ECLI:NL:RBDHA:2025:1543
Rechtbank Den Haag
- Eerste aanleg - enkelvoudig
- Rechtspraak.nl
Intrekking verblijfsvergunning voor studie en beoordeling van gezinsleven onder artikel 8 EVRM
In deze uitspraak van de Rechtbank Den Haag op 6 februari 2025, wordt het beroep van eiser tegen de intrekking van zijn verblijfsvergunning voor het verblijfsdoel 'studie' beoordeeld. De minister van Asiel en Migratie heeft op 8 maart 2024 de verblijfsvergunning ingetrokken, omdat eiser niet meer voldeed aan de voorwaarden van zijn vergunning. Eiser was afgemeld door zijn onderwijsinstelling wegens onvoldoende studievoortgang en heeft geen zienswijze ingediend op het voornemen van de minister om de vergunning in te trekken.

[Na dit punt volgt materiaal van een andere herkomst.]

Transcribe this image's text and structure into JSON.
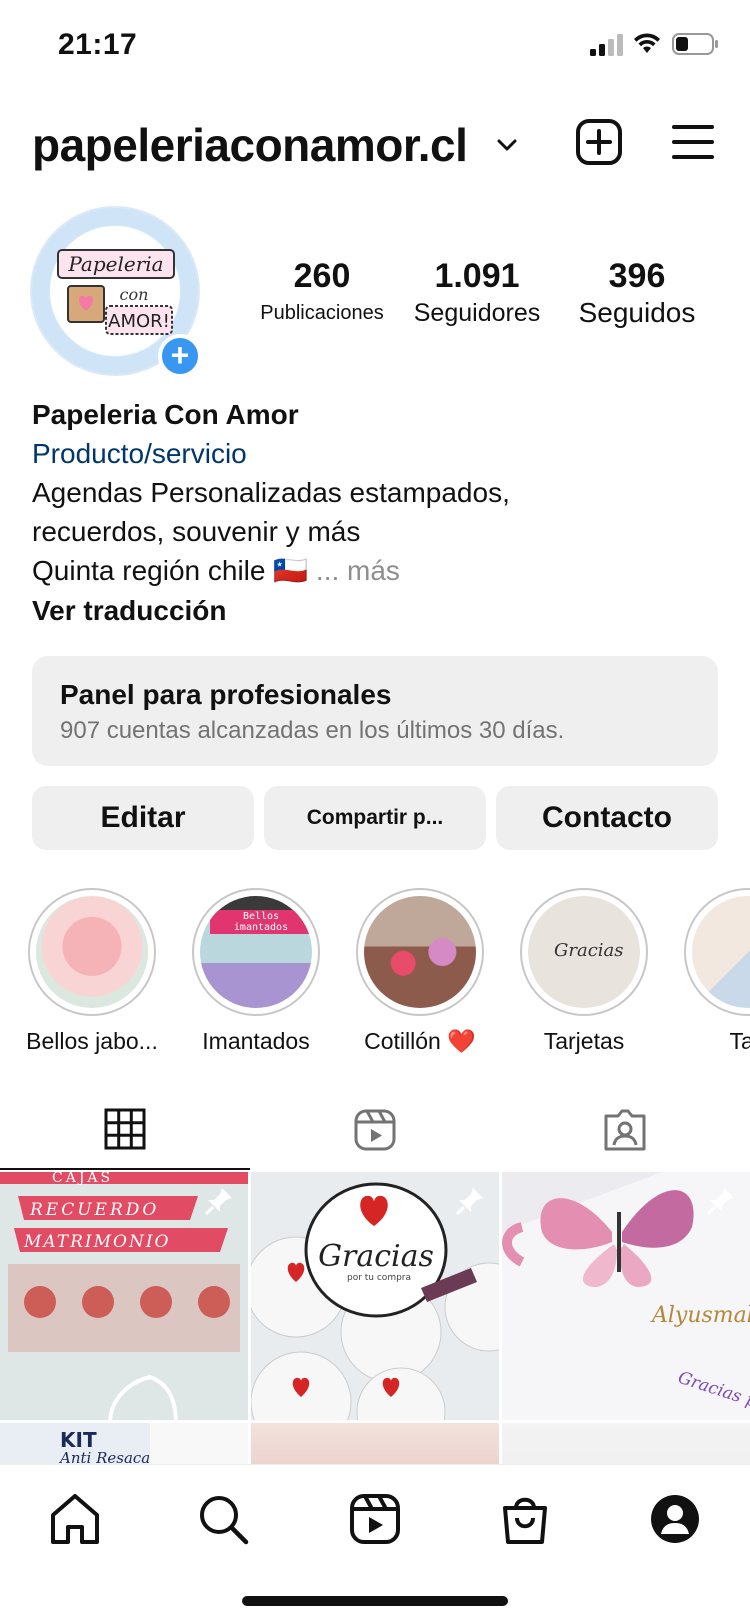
{
  "status": {
    "time": "21:17"
  },
  "header": {
    "username": "papeleriaconamor.cl"
  },
  "profile": {
    "avatar_text": [
      "Papeleria",
      "con",
      "AMOR!"
    ],
    "stats": [
      {
        "value": "260",
        "label": "Publicaciones"
      },
      {
        "value": "1.091",
        "label": "Seguidores"
      },
      {
        "value": "396",
        "label": "Seguidos"
      }
    ],
    "name": "Papeleria Con Amor",
    "category": "Producto/servicio",
    "bio_line1": "Agendas Personalizadas estampados,",
    "bio_line2": "recuerdos, souvenir y más",
    "bio_line3": "Quinta región chile",
    "flag": "🇨🇱",
    "more": "... más",
    "translate": "Ver traducción"
  },
  "panel": {
    "title": "Panel para profesionales",
    "subtitle": "907 cuentas alcanzadas en los últimos 30 días."
  },
  "buttons": {
    "edit": "Editar",
    "share": "Compartir p...",
    "contact": "Contacto"
  },
  "highlights": [
    {
      "label": "Bellos jabo..."
    },
    {
      "label": "Imantados",
      "thumb_text": "Bellos imantados"
    },
    {
      "label": "Cotillón ❤️"
    },
    {
      "label": "Tarjetas",
      "thumb_text": "Gracias"
    },
    {
      "label": "Tag"
    }
  ],
  "grid": [
    {
      "text1": "CAJAS",
      "text2": "RECUERDO",
      "text3": "MATRIMONIO"
    },
    {
      "text1": "Gracias",
      "text2": "por tu compra"
    },
    {
      "text1": "Alyusmal",
      "text2": "Gracias por tu compra"
    },
    {
      "text1": "KIT",
      "text2": "Anti Resaca"
    }
  ],
  "colors": {
    "accent": "#3897f0",
    "link": "#00376b",
    "muted": "#737373",
    "panel": "#efefef"
  }
}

De rechtbank heeft het beroep op 20 januari 2025 behandeld, waarbij eiser niet aanwezig was. De rechtbank concludeert dat de minister terecht heeft geoordeeld dat eiser niet meer voldoet aan de voorwaarden van zijn verblijfsvergunning. Eiser heeft weliswaar aangevoerd dat hij een serieuze relatie heeft en van plan is te trouwen, maar de rechtbank oordeelt dat deze omstandigheden niet voldoende zijn om te concluderen dat er sprake is van gezinsleven in de zin van artikel 8 van het EVRM. De rechtbank stelt vast dat de minister de intrekking van de verblijfsvergunning niet in strijd heeft geacht met dit artikel.
De rechtbank verklaart het beroep ongegrond, wat betekent dat de intrekking van de verblijfsvergunning in stand blijft. Eiser krijgt geen vergoeding van zijn proceskosten. De uitspraak is openbaar gemaakt en partijen zijn geïnformeerd over de mogelijkheid tot hoger beroep.